Penghayatan iman Kristen yang berpangkal pada kepatuhan pada Tuhan, pengharapan yang kuat mewarnai Bila Saatnya Tiba (1985). Sosok tokoh-tokohnya tidak henti-hentinya dirudung malang, akan tetapi mereka dengan kukuh tetap berdiri dan berharap. Penghayatan iman yang kuat ini menciptakan suatu hubungan keluarga yang, walaupun menghadapi berbagai kesulitan, tetap utuh dan penuh dengan cinta kasih. Tokoh-tokohnya tidak menjadi tercerai berai karena diterpa kemalangan akan tetapi justru bersatu di dalam doa.
“Doa orang yang benar sungguh besar kuasanya,” tulis Yakobus di dalam surat penggembalaannya. Tokoh-tokoh di dalam film ini tampil sebagai orang-orang yang benar di hadapan Allah. Dan mujizat pun terjadi. Tokoh utamanya yang menderita kanker sembuh.
Jenis film ini juga berbicara pada orang-orang yang bukan seagama, melihat reaksi dari H. Rosihan Anwar yang diceritakan pada permulaan tulisan ini. Bila suatu cerita film bertolak dari centre yang disebut Buber, ia pun memiliki kemungkinan untuk ver-ride all other relations.
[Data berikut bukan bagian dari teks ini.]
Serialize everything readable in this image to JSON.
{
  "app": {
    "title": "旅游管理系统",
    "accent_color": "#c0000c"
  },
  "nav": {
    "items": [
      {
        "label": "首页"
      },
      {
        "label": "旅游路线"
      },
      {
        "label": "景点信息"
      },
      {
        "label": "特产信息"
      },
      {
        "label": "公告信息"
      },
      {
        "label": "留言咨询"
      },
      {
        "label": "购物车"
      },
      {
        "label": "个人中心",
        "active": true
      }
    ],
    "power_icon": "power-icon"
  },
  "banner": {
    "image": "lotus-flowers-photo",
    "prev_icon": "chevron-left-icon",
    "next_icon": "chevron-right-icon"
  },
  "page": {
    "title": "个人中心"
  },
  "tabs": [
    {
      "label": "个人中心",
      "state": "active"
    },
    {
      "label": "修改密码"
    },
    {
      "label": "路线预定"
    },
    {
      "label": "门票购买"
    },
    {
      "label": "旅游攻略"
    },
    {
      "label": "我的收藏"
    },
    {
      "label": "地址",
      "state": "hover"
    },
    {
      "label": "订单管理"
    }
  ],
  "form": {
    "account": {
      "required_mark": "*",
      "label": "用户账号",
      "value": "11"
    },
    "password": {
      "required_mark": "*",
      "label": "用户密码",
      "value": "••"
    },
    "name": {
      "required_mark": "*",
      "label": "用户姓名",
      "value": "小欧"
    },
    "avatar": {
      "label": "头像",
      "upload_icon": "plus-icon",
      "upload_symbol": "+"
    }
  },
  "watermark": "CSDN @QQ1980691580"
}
Itu dilakukan oleh Bila Saatnya Tiba.
Kesimpulan
Film cerita Indonesia dewasa ini menawarkan berbagai nilai dan kaidah pada penontonnya, yang hidup di dalam suatu masyarakat yang cepat sekali berubah. Film Indonesia juga merupakan cermin dari masyarakat Indonesia yang tengah dalam perubahan itu. Apabila di dalam kehidupan sehari-hari berbagai pilihan masih sulit dilakukan karena kendala tradisi dan masa lampau pada masyarakat yang digambarkan oleh film Indonesia, pilihan itu lebih mudah dilakukan oleh tokoh-tokohnya.
Film memang merupakan suatu medium yang menyodorkan kenyataan-kenyataan yang didramatisasi sesuai dengan prinsip-prinsip dramaturgi film. Namun karena kekuatan magisnya yang kuat, film bisa menimbulkan ilusi bahwa apa yang terdapat di layar sungguh-sungguh kenyataan, apabila ditopang dengan latar belakang budaya kebanyakan orang Indonesia yang memandang cerita bukan cerita belaka, akan tetapi kenyataan, seperti halnya bagi orang Jawa, cerita wayang dan tokoh-tokohnya bukan cerita semata-mata akan kenyataan yang sungguh-sungguh ada. Di dalam kondisi seperti inilah hubungan film dengan masyarakat menjadi problematis, tetapi ini berada di luar jangkauan esai ini.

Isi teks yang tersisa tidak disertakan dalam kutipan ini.